*もしも’50、’60に戻れるのなら

ベレニス・ベジョ


きっとそこには「旧き良きアメリカン」があるに違いない。キューバで現役のような、無駄にデカい2ドアオープンカーが走っていて、女優は無意味に裸体をさらけ出さない。女優の美しさに見とれて、コテコテのラブストーリーに涙するのだ。哀しいかな、その時代を知らない。映画ファンなら、ハリウッドが輝いていたあの時期に戻ってみたい。せめてそんなテイストの映画に出会いたいもの・・・
 かつて新聞の映画評で『タイピスト』の評判の良さを知った。でもそれは前年アカデミー賞を取ったフランス映画『アーティスト』の影響かな、って思ってた。観るのもちょっとためらった。

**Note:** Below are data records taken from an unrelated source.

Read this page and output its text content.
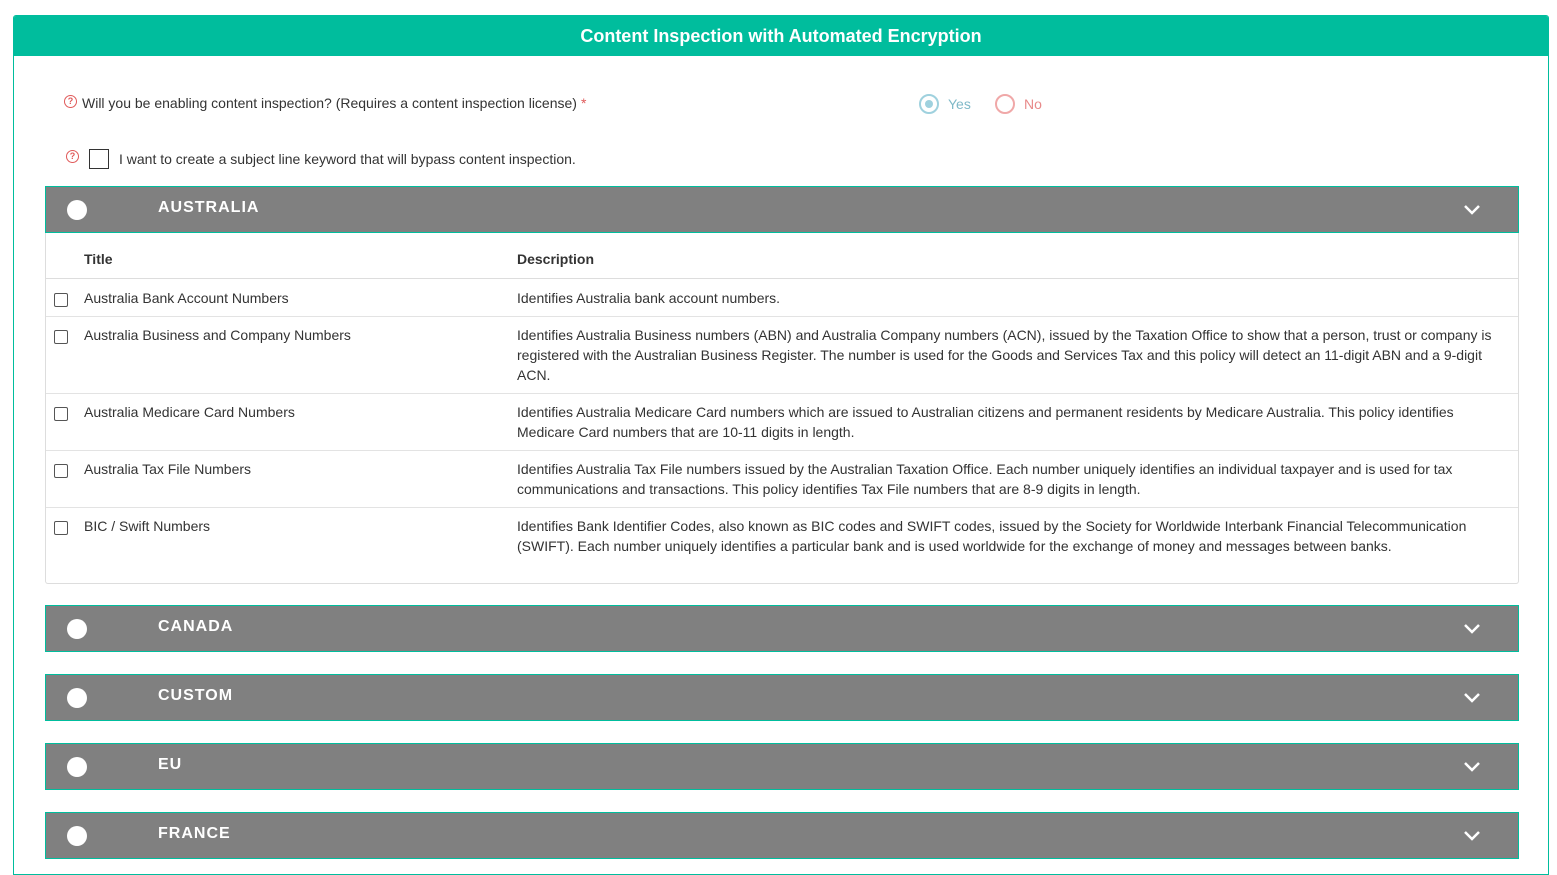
Content Inspection with Automated Encryption
? Will you be enabling content inspection? (Requires a content inspection license) *	Yes	No
?	I want to create a subject line keyword that will bypass content inspection.
AUSTRALIA
Title	Description
Australia Bank Account Numbers	Identifies Australia bank account numbers.
Australia Business and Company Numbers	Identifies Australia Business numbers (ABN) and Australia Company numbers (ACN), issued by the Taxation Office to show that a person, trust or company is registered with the Australian Business Register. The number is used for the Goods and Services Tax and this policy will detect an 11-digit ABN and a 9-digit ACN.
Australia Medicare Card Numbers	Identifies Australia Medicare Card numbers which are issued to Australian citizens and permanent residents by Medicare Australia. This policy identifies Medicare Card numbers that are 10-11 digits in length.
Australia Tax File Numbers	Identifies Australia Tax File numbers issued by the Australian Taxation Office. Each number uniquely identifies an individual taxpayer and is used for tax communications and transactions. This policy identifies Tax File numbers that are 8-9 digits in length.
BIC / Swift Numbers	Identifies Bank Identifier Codes, also known as BIC codes and SWIFT codes, issued by the Society for Worldwide Interbank Financial Telecommunication (SWIFT). Each number uniquely identifies a particular bank and is used worldwide for the exchange of money and messages between banks.
CANADA
CUSTOM
EU
FRANCE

アクション映画やサスペンス映画のように気軽に観られないからね。
 でもさ、観て泣けたよ、心の中でね。こんなにも「旧き良きアメリカン」を体現した映画があったろうか? それもよりによってフランス映画でだ。まるでタイムマシンに乗ったかのよう。主人公が恋に悩み、アルコールを(多分フランスだけれどスコッチなんだろう)飲むシーンに、堪えきれずに焼酎をロックで飲みながら観た。今のお気に入りは、ふんわり鏡月だ。軟派だと笑ってくれ。そうそう、今夜は皆既月食だった、雲で分からなかったけれど。
 すっごく楽しく酔いながら観て、お気に入りの作品になった。この映画の良さを語り合える人が、今はそばにいないのが残念なのだが。